Rodrigo Bertolotto De Ecoa, em São Paulo Amanda Miranda/UOL

Não estranhe se você começar a tropeçar cada vez mais por aí em palavras como regeneração, regenerativo ou regenerar. Pode ser em um discurso, um post, uma propaganda, uma discussão de família ou em uma reportagem, como esta aqui. Vivemos tempos destrutivos e, digamos assim, degenerados. Mas muita gente está disposta a enfrentar essa situação.

A cultura regenerativa propõe inicialmente avançar na ideia de sustentabilidade, criada há mais de 30 anos. Atualmente, com as mudanças climáticas e os desastres ecológicos em aceleração, já não basta não agredir o meio ambiente, criar compensações para os desgastes e ficar no 0 a 0. É preciso virar o jogo e fazer com que todas as ações humanas tragam vitalidade para os lugares, dinamizando tanto os ecossistemas quanto as culturas tradicionais.

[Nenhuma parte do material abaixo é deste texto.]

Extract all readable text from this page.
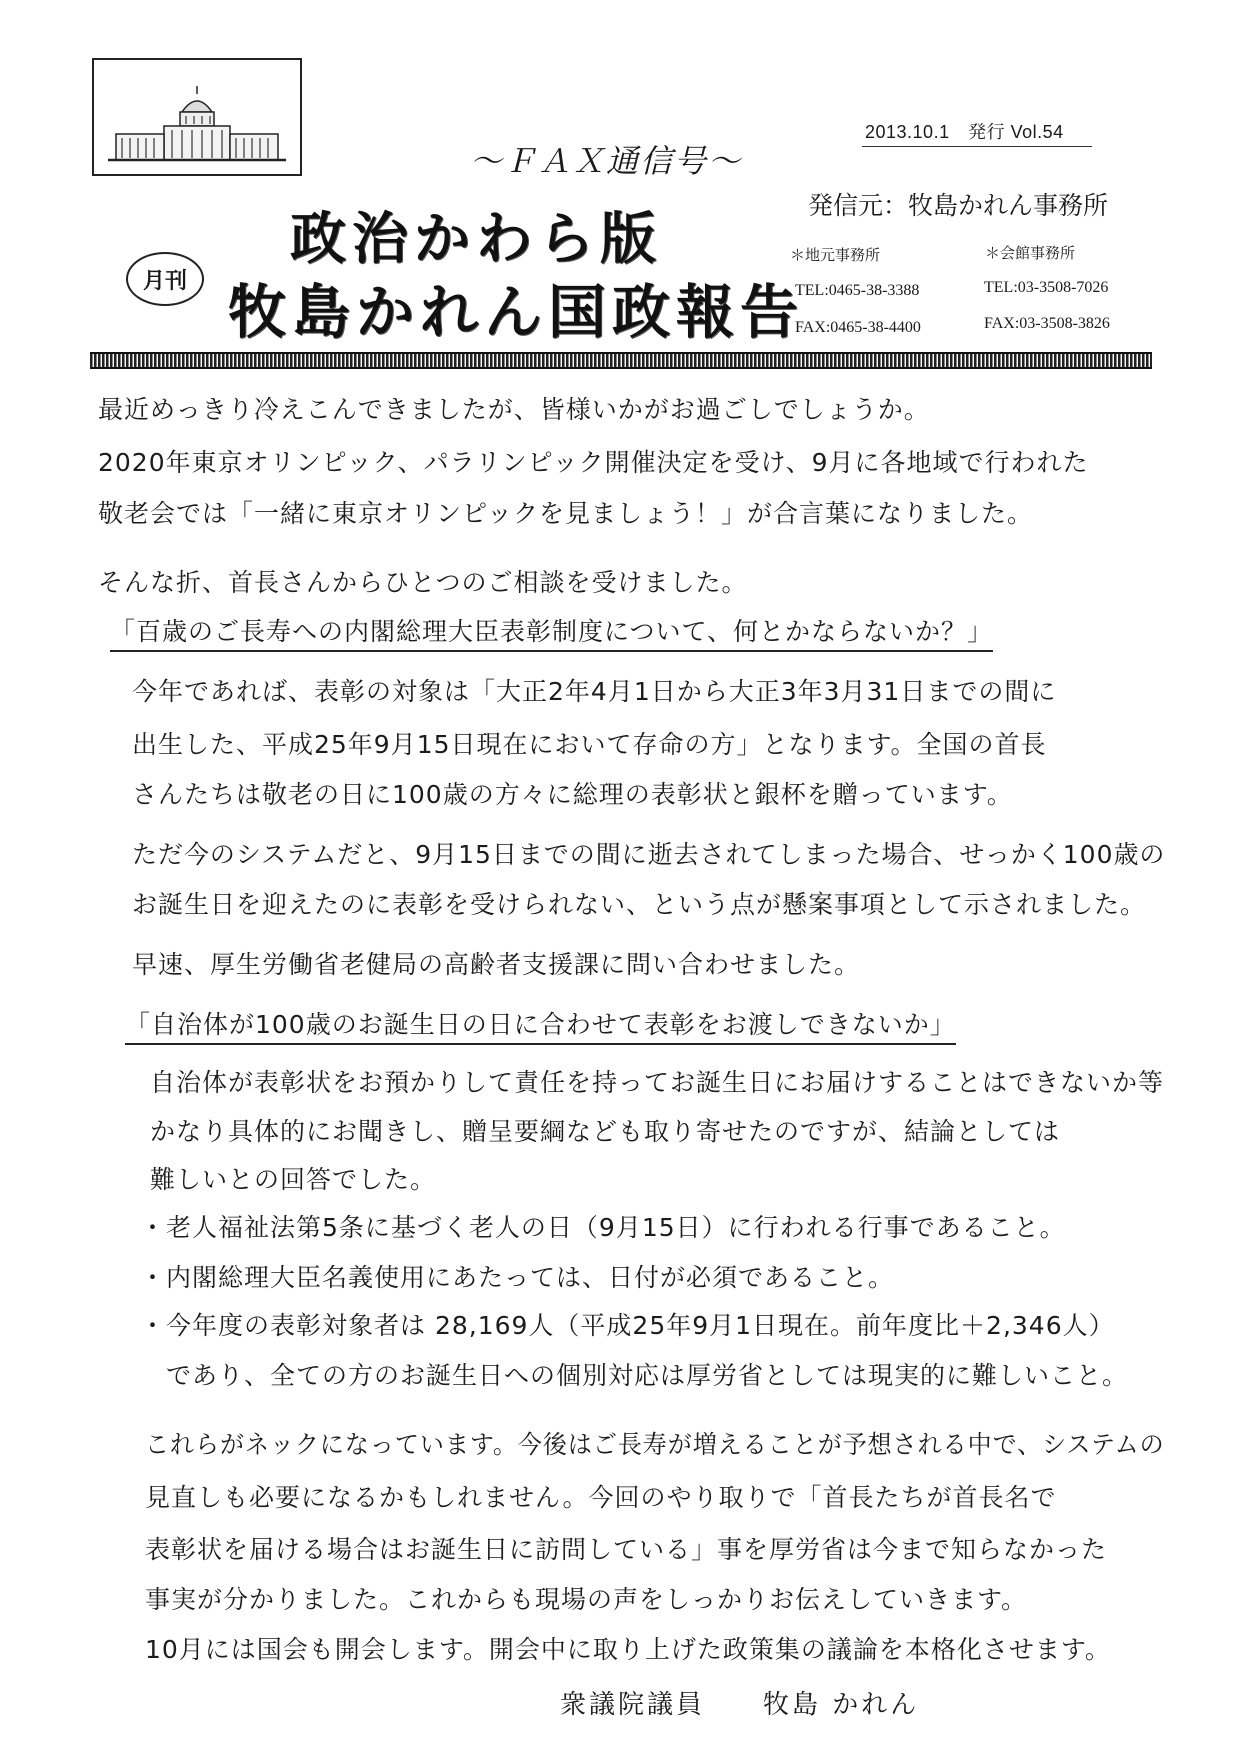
～ＦＡＸ通信号～
2013.10.1　発行 Vol.54
政治かわら版
牧島かれん国政報告
月刊
発信元：牧島かれん事務所
＊地元事務所
TEL:0465-38-3388
FAX:0465-38-4400
＊会館事務所
TEL:03-3508-7026
FAX:03-3508-3826
最近めっきり冷えこんできましたが、皆様いかがお過ごしでしょうか。
2020年東京オリンピック、パラリンピック開催決定を受け、9月に各地域で行われた
敬老会では「一緒に東京オリンピックを見ましょう！」が合言葉になりました。
そんな折、首長さんからひとつのご相談を受けました。
「百歳のご長寿への内閣総理大臣表彰制度について、何とかならないか？」
今年であれば、表彰の対象は「大正2年4月1日から大正3年3月31日までの間に
出生した、平成25年9月15日現在において存命の方」となります。全国の首長
さんたちは敬老の日に100歳の方々に総理の表彰状と銀杯を贈っています。
ただ今のシステムだと、9月15日までの間に逝去されてしまった場合、せっかく100歳の
お誕生日を迎えたのに表彰を受けられない、という点が懸案事項として示されました。
早速、厚生労働省老健局の高齢者支援課に問い合わせました。
「自治体が100歳のお誕生日の日に合わせて表彰をお渡しできないか」
自治体が表彰状をお預かりして責任を持ってお誕生日にお届けすることはできないか等
かなり具体的にお聞きし、贈呈要綱なども取り寄せたのですが、結論としては
難しいとの回答でした。
・老人福祉法第5条に基づく老人の日（9月15日）に行われる行事であること。
・内閣総理大臣名義使用にあたっては、日付が必須であること。
・今年度の表彰対象者は 28,169人（平成25年9月1日現在。前年度比＋2,346人）
　であり、全ての方のお誕生日への個別対応は厚労省としては現実的に難しいこと。
これらがネックになっています。今後はご長寿が増えることが予想される中で、システムの
見直しも必要になるかもしれません。今回のやり取りで「首長たちが首長名で
表彰状を届ける場合はお誕生日に訪問している」事を厚労省は今まで知らなかった
事実が分かりました。これからも現場の声をしっかりお伝えしていきます。
10月には国会も開会します。開会中に取り上げた政策集の議論を本格化させます。
衆議院議員　　牧島 かれん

É preciso ativamente recuperar os anos de consumo desenfreado.

Para tanto, cada atividade econômica deve ser planejada, desenhada e aplicada seguindo essa premissa. E, para ser efetivo, o processo deve acontecer nas pessoas, famílias, bairros, cidades, empresas, setores econômicos, regiões e países.

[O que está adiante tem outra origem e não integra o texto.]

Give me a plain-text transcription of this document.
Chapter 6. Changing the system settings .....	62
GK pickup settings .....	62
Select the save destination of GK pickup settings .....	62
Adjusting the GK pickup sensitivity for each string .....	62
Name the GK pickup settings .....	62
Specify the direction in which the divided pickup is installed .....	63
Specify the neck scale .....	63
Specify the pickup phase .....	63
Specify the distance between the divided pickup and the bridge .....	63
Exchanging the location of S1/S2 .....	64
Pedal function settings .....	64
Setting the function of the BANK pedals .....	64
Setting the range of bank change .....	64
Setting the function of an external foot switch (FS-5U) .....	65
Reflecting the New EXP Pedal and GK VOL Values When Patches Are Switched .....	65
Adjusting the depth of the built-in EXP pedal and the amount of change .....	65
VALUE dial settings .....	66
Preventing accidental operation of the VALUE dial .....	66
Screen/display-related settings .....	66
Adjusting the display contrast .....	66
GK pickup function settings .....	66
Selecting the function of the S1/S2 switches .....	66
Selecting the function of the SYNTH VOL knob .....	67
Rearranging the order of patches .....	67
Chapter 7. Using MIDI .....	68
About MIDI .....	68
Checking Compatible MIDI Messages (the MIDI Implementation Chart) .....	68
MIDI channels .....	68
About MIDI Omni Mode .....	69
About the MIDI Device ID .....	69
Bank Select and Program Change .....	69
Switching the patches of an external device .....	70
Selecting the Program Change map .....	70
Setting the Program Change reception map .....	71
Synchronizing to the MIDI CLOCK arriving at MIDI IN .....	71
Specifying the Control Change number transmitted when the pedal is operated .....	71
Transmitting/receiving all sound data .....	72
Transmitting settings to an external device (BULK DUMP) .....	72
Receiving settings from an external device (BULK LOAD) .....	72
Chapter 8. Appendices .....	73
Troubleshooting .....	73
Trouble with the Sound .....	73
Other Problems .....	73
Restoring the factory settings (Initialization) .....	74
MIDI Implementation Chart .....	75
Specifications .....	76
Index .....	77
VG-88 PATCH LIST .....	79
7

"A regeneração interna é o início. Temos que deixar a ideia de que controlamos a natureza e perceber que somos a natureza. Depois, colocar isso da porta para fora. As empresas, os órgãos públicos devem se ver como catalisadores da saúde do lugar aos quais mais pertencem", afirma o engenheiro ambiental Felipe Tavares, fundador do Instituto de Desenvolvimento Regenerativo, escola e consultoria dessa nova área.

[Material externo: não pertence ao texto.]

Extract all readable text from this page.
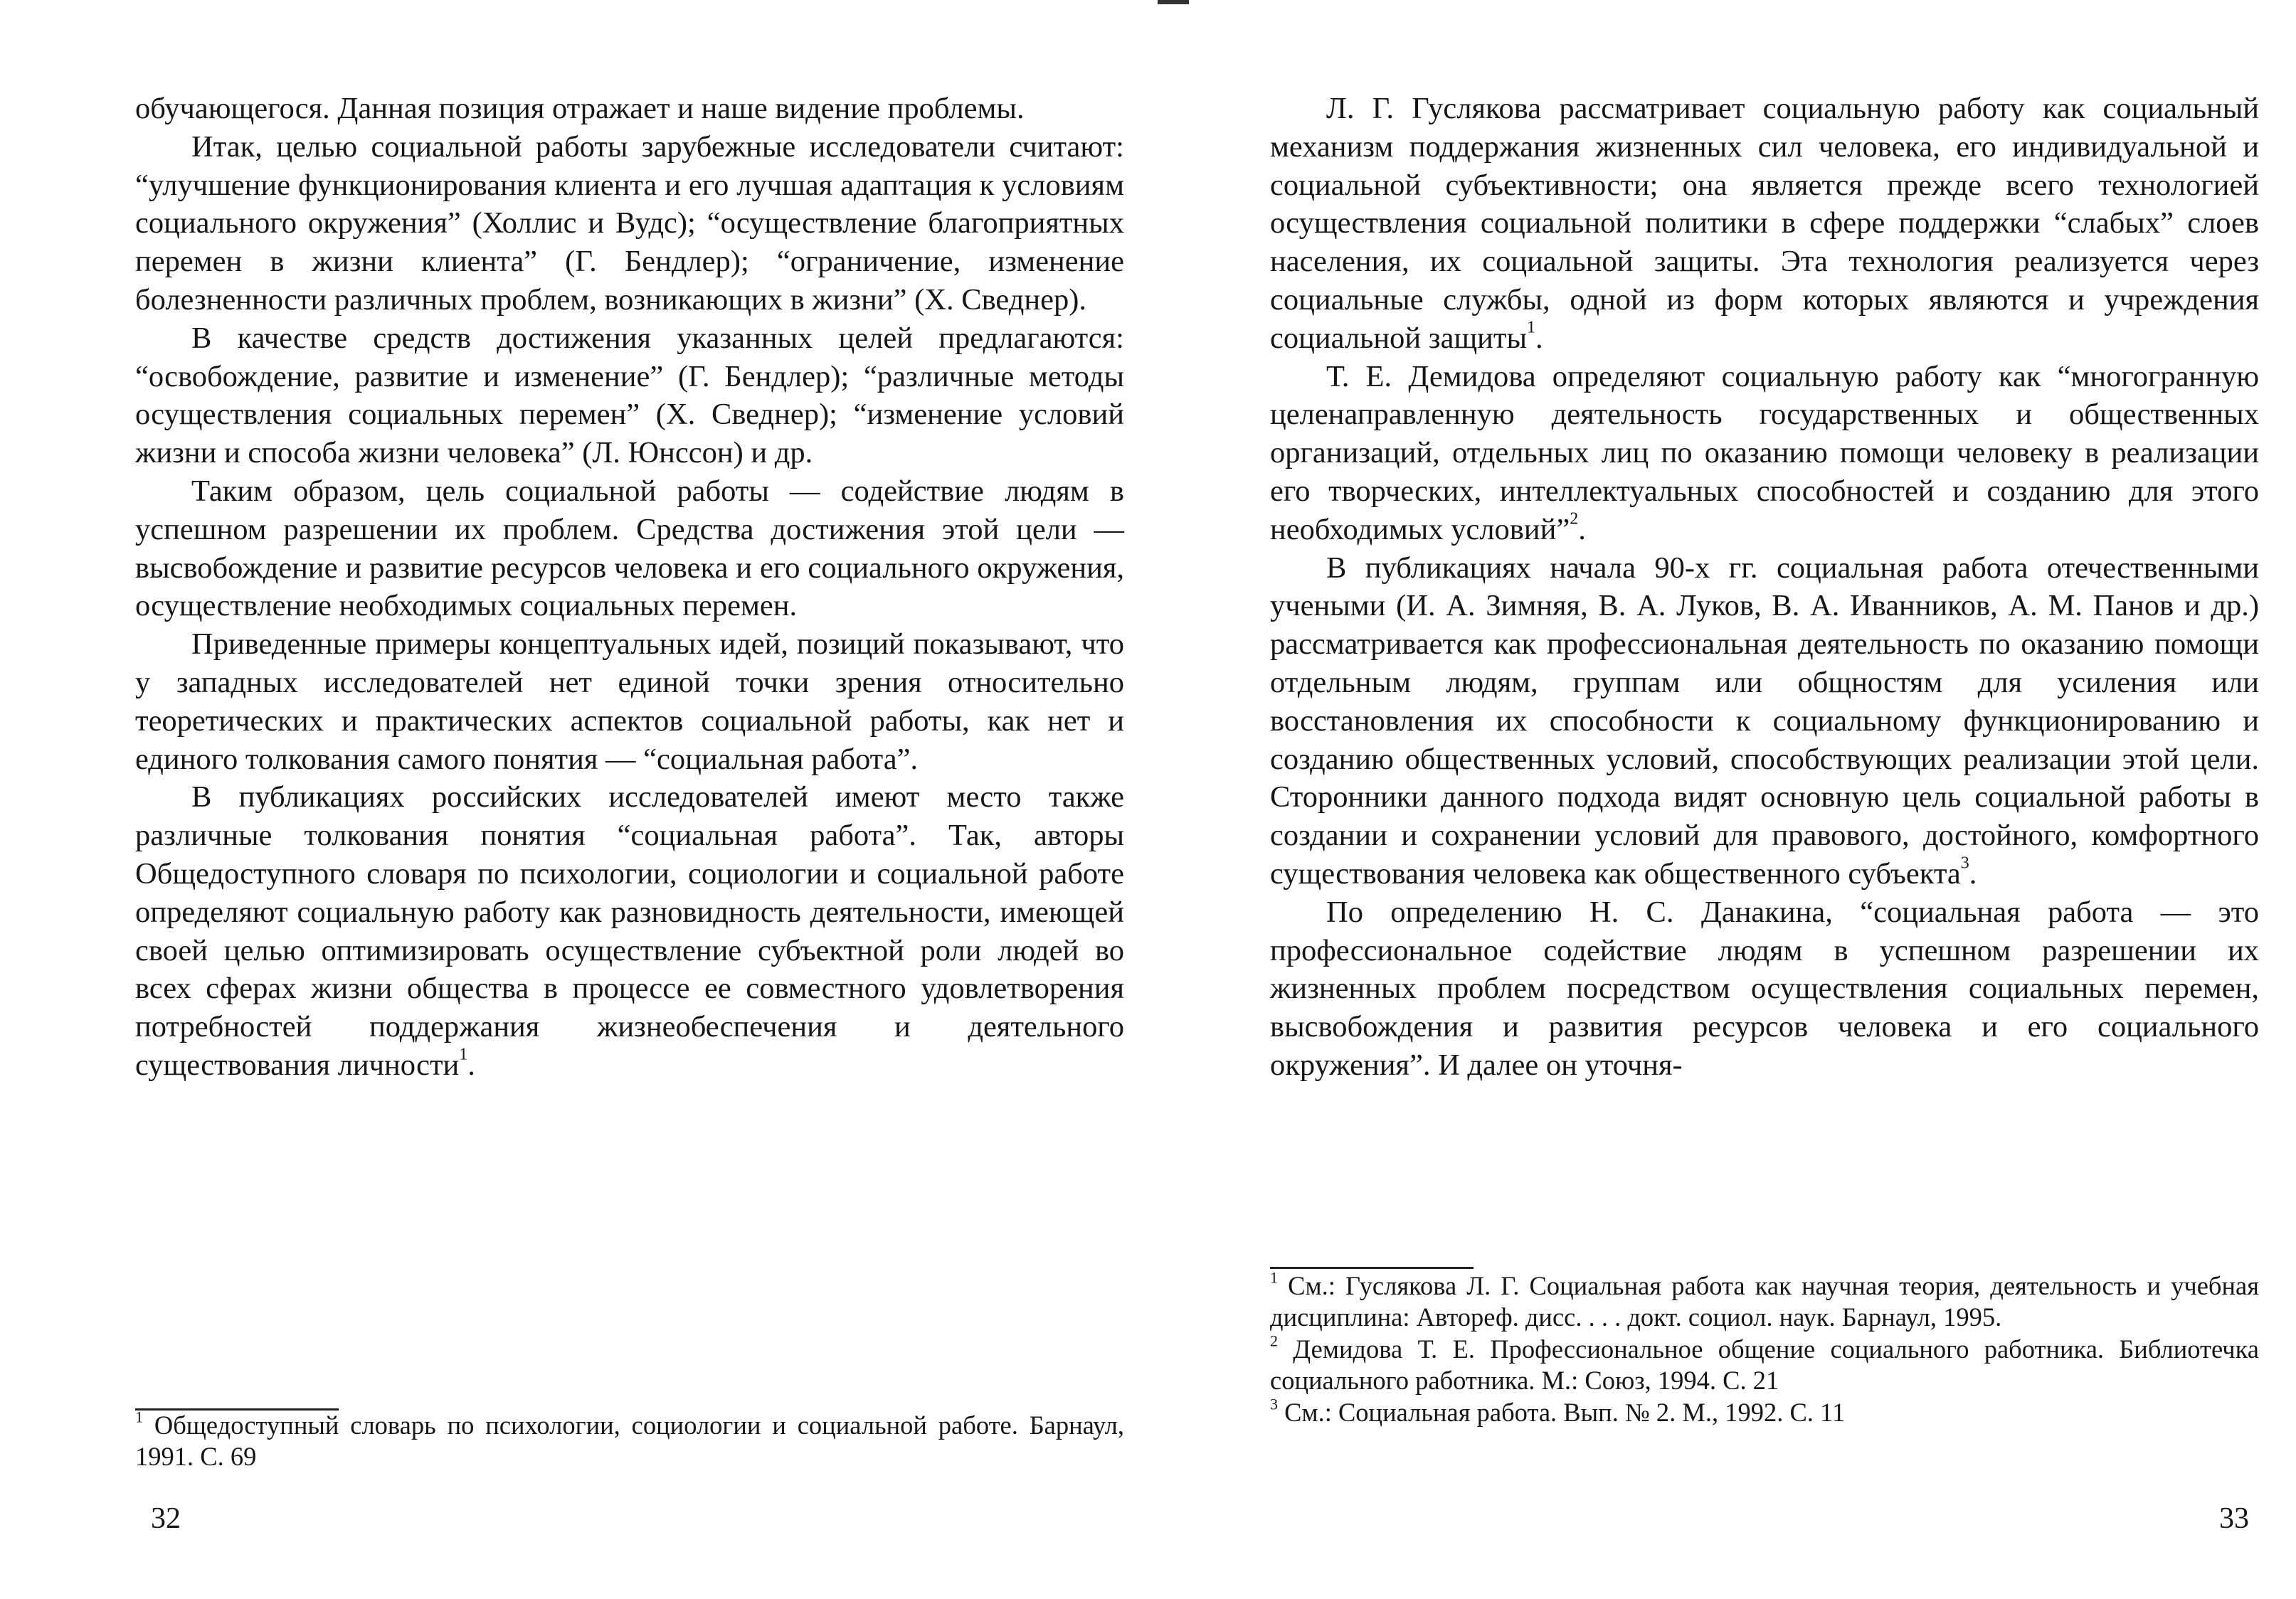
обучающегося. Данная позиция отражает и наше видение проблемы.

Итак, целью социальной работы зарубежные исследователи считают: “улучшение функционирования клиента и его лучшая адаптация к условиям социального окружения” (Холлис и Вудс); “осуществление благоприятных перемен в жизни клиента” (Г. Бендлер); “ограничение, изменение болезненности различных проблем, возникающих в жизни” (Х. Сведнер).

В качестве средств достижения указанных целей предлагаются: “освобождение, развитие и изменение” (Г. Бендлер); “различные методы осуществления социальных перемен” (Х. Сведнер); “изменение условий жизни и способа жизни человека” (Л. Юнссон) и др.

Таким образом, цель социальной работы — содействие людям в успешном разрешении их проблем. Средства достижения этой цели — высвобождение и развитие ресурсов человека и его социального окружения, осуществление необходимых социальных перемен.

Приведенные примеры концептуальных идей, позиций показывают, что у западных исследователей нет единой точки зрения относительно теоретических и практических аспектов социальной работы, как нет и единого толкования самого понятия — “социальная работа”.

В публикациях российских исследователей имеют место также различные толкования понятия “социальная работа”. Так, авторы Общедоступного словаря по психологии, социологии и социальной работе определяют социальную работу как разновидность деятельности, имеющей своей целью оптимизировать осуществление субъектной роли людей во всех сферах жизни общества в процессе ее совместного удовлетворения потребностей поддержания жизнеобеспечения и деятельного существования личности$^1$.

$^1$ Общедоступный словарь по психологии, социологии и социальной работе. Барнаул, 1991. С. 69

32

Л. Г. Гуслякова рассматривает социальную работу как социальный механизм поддержания жизненных сил человека, его индивидуальной и социальной субъективности; она является прежде всего технологией осуществления социальной политики в сфере поддержки “слабых” слоев населения, их социальной защиты. Эта технология реализуется через социальные службы, одной из форм которых являются и учреждения социальной защиты$^1$.

Т. Е. Демидова определяют социальную работу как “многогранную целенаправленную деятельность государственных и общественных организаций, отдельных лиц по оказанию помощи человеку в реализации его творческих, интеллектуальных способностей и созданию для этого необходимых условий”$^2$.

В публикациях начала 90-х гг. социальная работа отечественными учеными (И. А. Зимняя, В. А. Луков, В. А. Иванников, А. М. Панов и др.) рассматривается как профессиональная деятельность по оказанию помощи отдельным людям, группам или общностям для усиления или восстановления их способности к социальному функционированию и созданию общественных условий, способствующих реализации этой цели. Сторонники данного подхода видят основную цель социальной работы в создании и сохранении условий для правового, достойного, комфортного существования человека как общественного субъекта$^3$.

По определению Н. С. Данакина, “социальная работа — это профессиональное содействие людям в успешном разрешении их жизненных проблем посредством осуществления социальных перемен, высвобождения и развития ресурсов человека и его социального окружения”. И далее он уточня-

$^1$ См.: Гуслякова Л. Г. Социальная работа как научная теория, деятельность и учебная дисциплина: Автореф. дисс. . . . докт. социол. наук. Барнаул, 1995.

$^2$ Демидова Т. Е. Профессиональное общение социального работника. Библиотечка социального работника. М.: Союз, 1994. С. 21

$^3$ См.: Социальная работа. Вып. № 2. М., 1992. С. 11

33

Até cinco anos atrás, o termo regenerativo era mais ouvido quando se falava em biologia ou medicina. Afinal, os animais regeneram partes do corpo: lagartixa perde e recupera a cauda, e o próprio ser humano recompõe órgãos, como a pele ou o fígado. A ecologia também usa essa palavra para habitats que se revigoram, com ou sem a ajuda humana. Dali pulou para a economia.

"Temos de abandonar a visão mecanicista e linear, criada na era industrial, e entender que operamos com sistemas vivos, para os quais precisamos de um pensamento mais complexo. O mundo não é uma máquina: é um organismo. Por isso, temos de deixar as ações automáticas de lado e dar profundidade aos projetos e execuções", completa Tavares.

Viver é complexo

O pensamento regenerativo abarca uma coleção de áreas de conhecimento para a humanidade voltar a se enxergar como natureza. Para tanto, vai desde o estudo das práticas mais tradicionais até a biologia e a física mais recentes. Seu dicionário de termos começa na agroecologia e termina em xenofilia (afeição pelo desconhecido que permite desenvolver um design para "o outro", que pode ser um estrangeiro, uma minoria ou a própria natureza).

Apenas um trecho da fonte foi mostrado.